In this paper, we present a linear-time approximation scheme for k-means clustering of incomplete data points in d-dimensional Euclidean space. An incomplete data point with $\mathrm{\Delta }>0$ unspecified entries is represented as an axis-parallel affine subspace of dimension Δ. The distance between two incomplete data points is defined as the Euclidean distance between two closest points in the axis-parallel affine subspaces corresponding to the data points. We present an algorithm for k-means clustering of n axis-parallel affine subspaces of dimension Δ that yields an $(1+ϵ)$-approximate solution in $O(nd)$ time. The constants hidden behind $O(\cdot )$ depend only on $\mathrm{\Delta },ϵ$ and k. This improves the $O(n^{2}d)$-time algorithm by Eiben et al. (2021) [7] by a factor of n.
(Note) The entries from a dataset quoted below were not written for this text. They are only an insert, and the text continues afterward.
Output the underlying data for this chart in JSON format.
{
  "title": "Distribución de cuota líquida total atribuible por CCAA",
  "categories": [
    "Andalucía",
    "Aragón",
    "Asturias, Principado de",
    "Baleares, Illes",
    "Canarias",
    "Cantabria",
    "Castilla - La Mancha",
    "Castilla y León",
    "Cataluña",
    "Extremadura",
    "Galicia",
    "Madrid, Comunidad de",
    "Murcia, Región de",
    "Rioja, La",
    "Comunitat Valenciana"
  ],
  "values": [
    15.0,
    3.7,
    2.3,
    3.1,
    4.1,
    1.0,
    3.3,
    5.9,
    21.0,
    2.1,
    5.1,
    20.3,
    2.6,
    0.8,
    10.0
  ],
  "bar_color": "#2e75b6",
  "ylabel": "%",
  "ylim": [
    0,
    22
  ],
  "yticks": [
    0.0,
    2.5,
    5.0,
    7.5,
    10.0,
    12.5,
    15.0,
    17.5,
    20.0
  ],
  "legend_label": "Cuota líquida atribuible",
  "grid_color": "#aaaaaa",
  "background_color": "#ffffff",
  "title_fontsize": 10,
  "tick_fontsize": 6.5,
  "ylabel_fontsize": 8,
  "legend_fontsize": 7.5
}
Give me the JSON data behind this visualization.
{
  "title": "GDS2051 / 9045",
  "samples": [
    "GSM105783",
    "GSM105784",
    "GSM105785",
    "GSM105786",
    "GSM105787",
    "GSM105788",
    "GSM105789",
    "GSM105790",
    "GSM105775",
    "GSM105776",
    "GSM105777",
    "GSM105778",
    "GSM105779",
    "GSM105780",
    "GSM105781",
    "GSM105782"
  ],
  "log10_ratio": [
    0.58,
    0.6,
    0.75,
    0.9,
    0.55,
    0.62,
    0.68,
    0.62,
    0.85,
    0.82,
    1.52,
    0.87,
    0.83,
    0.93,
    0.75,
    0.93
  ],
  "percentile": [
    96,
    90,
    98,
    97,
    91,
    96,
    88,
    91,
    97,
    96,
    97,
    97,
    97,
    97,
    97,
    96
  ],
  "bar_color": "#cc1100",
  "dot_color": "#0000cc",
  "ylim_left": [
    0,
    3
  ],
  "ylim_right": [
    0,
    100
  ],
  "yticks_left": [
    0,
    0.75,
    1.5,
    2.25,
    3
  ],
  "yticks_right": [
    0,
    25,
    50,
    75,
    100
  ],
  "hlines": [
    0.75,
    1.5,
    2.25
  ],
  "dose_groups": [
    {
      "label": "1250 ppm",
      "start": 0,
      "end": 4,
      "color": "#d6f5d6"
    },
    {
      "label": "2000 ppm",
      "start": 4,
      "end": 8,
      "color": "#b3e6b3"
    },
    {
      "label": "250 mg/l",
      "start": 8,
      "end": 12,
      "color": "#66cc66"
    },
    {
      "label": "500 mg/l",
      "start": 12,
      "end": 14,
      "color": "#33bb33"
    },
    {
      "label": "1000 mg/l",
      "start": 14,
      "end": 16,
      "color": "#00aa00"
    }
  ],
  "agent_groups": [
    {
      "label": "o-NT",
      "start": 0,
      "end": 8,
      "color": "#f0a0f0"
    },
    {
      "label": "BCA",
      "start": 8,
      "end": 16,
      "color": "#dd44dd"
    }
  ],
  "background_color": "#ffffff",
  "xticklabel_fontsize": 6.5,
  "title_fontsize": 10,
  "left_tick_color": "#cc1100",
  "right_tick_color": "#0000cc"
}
在本文中，我们针对d维欧几里得空间中的不完整数据点的k均值聚类提出了线性时间近似方案。一个不完整的数据点$\mathrm{△}>0$未指定的条目表示为维度为 Δ 的轴平行仿射子空间。两个不完整数据点之间的距离定义为与数据点对应的轴平行仿射子空间中两个最近点之间的欧氏距离。我们提出了一种算法，用于对维度为 Δ 的n轴平行仿射子空间进行k均值聚类，从而产生$(\mathrm{1个}+\epsilon )$-近似解$欧(nd)$时间。背后隐藏的常量$欧(\cdot )$只依赖于$\mathrm{△},\epsilon$和k。这提高了$欧(n^{\mathrm{2个}}d)$-Eiben 等人的时间算法。(2021) [7]乘以n倍。